My colleague Mike Cooper, Area Manager West in the Learning Communities Team, who leads on our EBP and enterprise work sent me this...

"Chris, We held the West Yorkshire Social Enterprise Trade Fair semi final at the Bradford Bulls last week as part of the Yorkshire Humber regional programme that we are running sponsored by Young People’s Enterprise Forum (Yorkshire Forward). A team of Y7 pupils from Morley High were runners up in the Best Stand category and a team of Y10 from Bruntcliffe won the top prize for Best Social Enterprise. They will now go forward to meet other schools from around the region at the final on 23rd June

I also attach a photo of the group from CastleHill Special School in Kirklees who were runners up in the best stand and best marketing categories for their solid fuel made from compressed paper.

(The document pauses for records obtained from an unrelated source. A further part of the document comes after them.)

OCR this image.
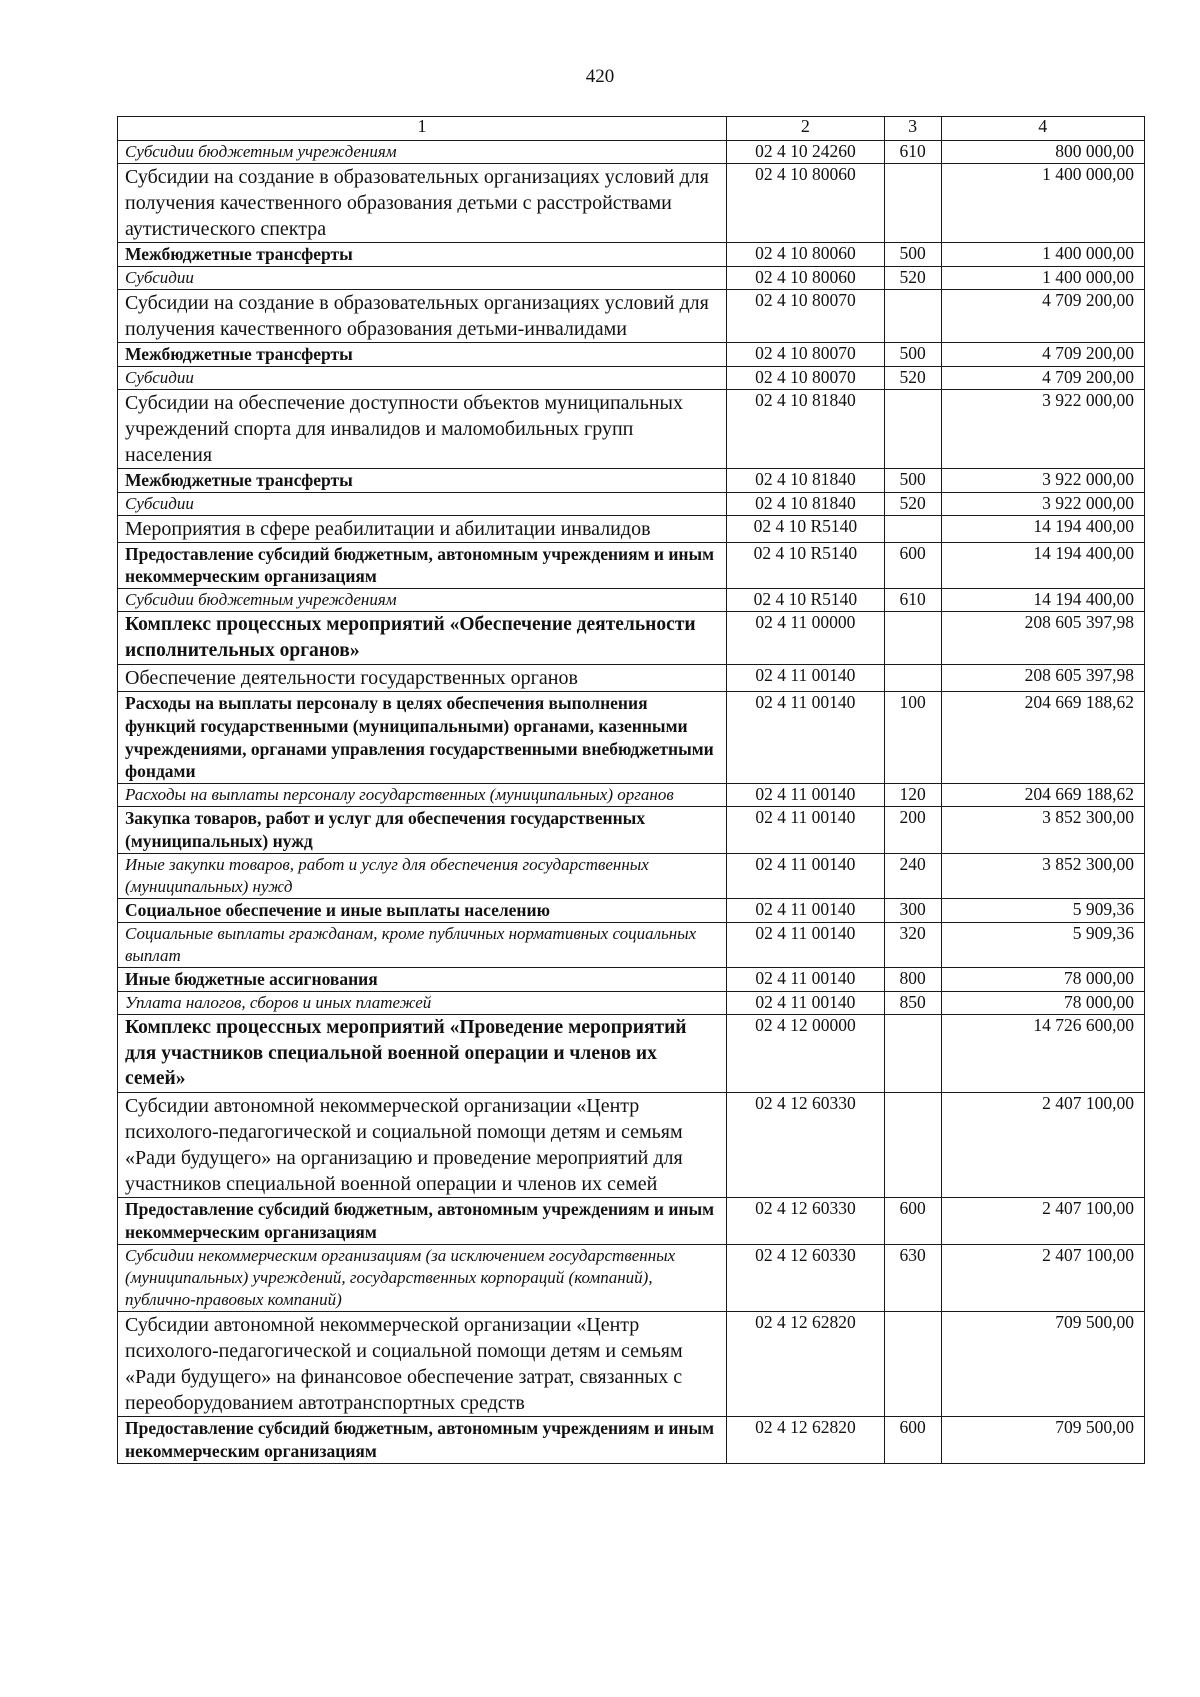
420
1	2	3	4
Субсидии бюджетным учреждениям	02 4 10 24260	610	800 000,00
Субсидии на создание в образовательных организациях условий для получения качественного образования детьми с расстройствами аутистического спектра	02 4 10 80060		1 400 000,00
Межбюджетные трансферты	02 4 10 80060	500	1 400 000,00
Субсидии	02 4 10 80060	520	1 400 000,00
Субсидии на создание в образовательных организациях условий для получения качественного образования детьми-инвалидами	02 4 10 80070		4 709 200,00
Межбюджетные трансферты	02 4 10 80070	500	4 709 200,00
Субсидии	02 4 10 80070	520	4 709 200,00
Субсидии на обеспечение доступности объектов муниципальных учреждений спорта для инвалидов и маломобильных групп населения	02 4 10 81840		3 922 000,00
Межбюджетные трансферты	02 4 10 81840	500	3 922 000,00
Субсидии	02 4 10 81840	520	3 922 000,00
Мероприятия в сфере реабилитации и абилитации инвалидов	02 4 10 R5140		14 194 400,00
Предоставление субсидий бюджетным, автономным учреждениям и иным некоммерческим организациям	02 4 10 R5140	600	14 194 400,00
Субсидии бюджетным учреждениям	02 4 10 R5140	610	14 194 400,00
Комплекс процессных мероприятий «Обеспечение деятельности исполнительных органов»	02 4 11 00000		208 605 397,98
Обеспечение деятельности государственных органов	02 4 11 00140		208 605 397,98
Расходы на выплаты персоналу в целях обеспечения выполнения функций государственными (муниципальными) органами, казенными учреждениями, органами управления государственными внебюджетными фондами	02 4 11 00140	100	204 669 188,62
Расходы на выплаты персоналу государственных (муниципальных) органов	02 4 11 00140	120	204 669 188,62
Закупка товаров, работ и услуг для обеспечения государственных (муниципальных) нужд	02 4 11 00140	200	3 852 300,00
Иные закупки товаров, работ и услуг для обеспечения государственных (муниципальных) нужд	02 4 11 00140	240	3 852 300,00
Социальное обеспечение и иные выплаты населению	02 4 11 00140	300	5 909,36
Социальные выплаты гражданам, кроме публичных нормативных социальных выплат	02 4 11 00140	320	5 909,36
Иные бюджетные ассигнования	02 4 11 00140	800	78 000,00
Уплата налогов, сборов и иных платежей	02 4 11 00140	850	78 000,00
Комплекс процессных мероприятий «Проведение мероприятий для участников специальной военной операции и членов их семей»	02 4 12 00000		14 726 600,00
Субсидии автономной некоммерческой организации «Центр психолого-педагогической и социальной помощи детям и семьям «Ради будущего» на организацию и проведение мероприятий для участников специальной военной операции и членов их семей	02 4 12 60330		2 407 100,00
Предоставление субсидий бюджетным, автономным учреждениям и иным некоммерческим организациям	02 4 12 60330	600	2 407 100,00
Субсидии некоммерческим организациям (за исключением государственных (муниципальных) учреждений, государственных корпораций (компаний), публично-правовых компаний)	02 4 12 60330	630	2 407 100,00
Субсидии автономной некоммерческой организации «Центр психолого-педагогической и социальной помощи детям и семьям «Ради будущего» на финансовое обеспечение затрат, связанных с переоборудованием автотранспортных средств	02 4 12 62820		709 500,00
Предоставление субсидий бюджетным, автономным учреждениям и иным некоммерческим организациям	02 4 12 62820	600	709 500,00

One of the most rewarding aspects of this work is that students of all ages and abilities can take part and succeed. Regards , Mike"
Mike and his colleagues are doing some great work developing social enterprise work and it is wonderful that Bruntcliffe and Morley will be flying the flag for Leeds.
Friday was a quiet day at the office...

We had a collection for Andrea's Gift with the chocolate round and raised £205. Thanks to everyone who gave a little bit to help us make a big difference for this important Yorksire based charity that promotes research into brain tumours and provides support for families affected. I was also impressed to see that eighteen of our brilliant colleagues were running in the Leeds Half-Marathon on Sunday morning for the same great cause. We had three 'A Teams'; a womens team from PMIT runing in pink, a men's team from PMIT running in blue and a mixed team from Communications running in purple. Well done to them all!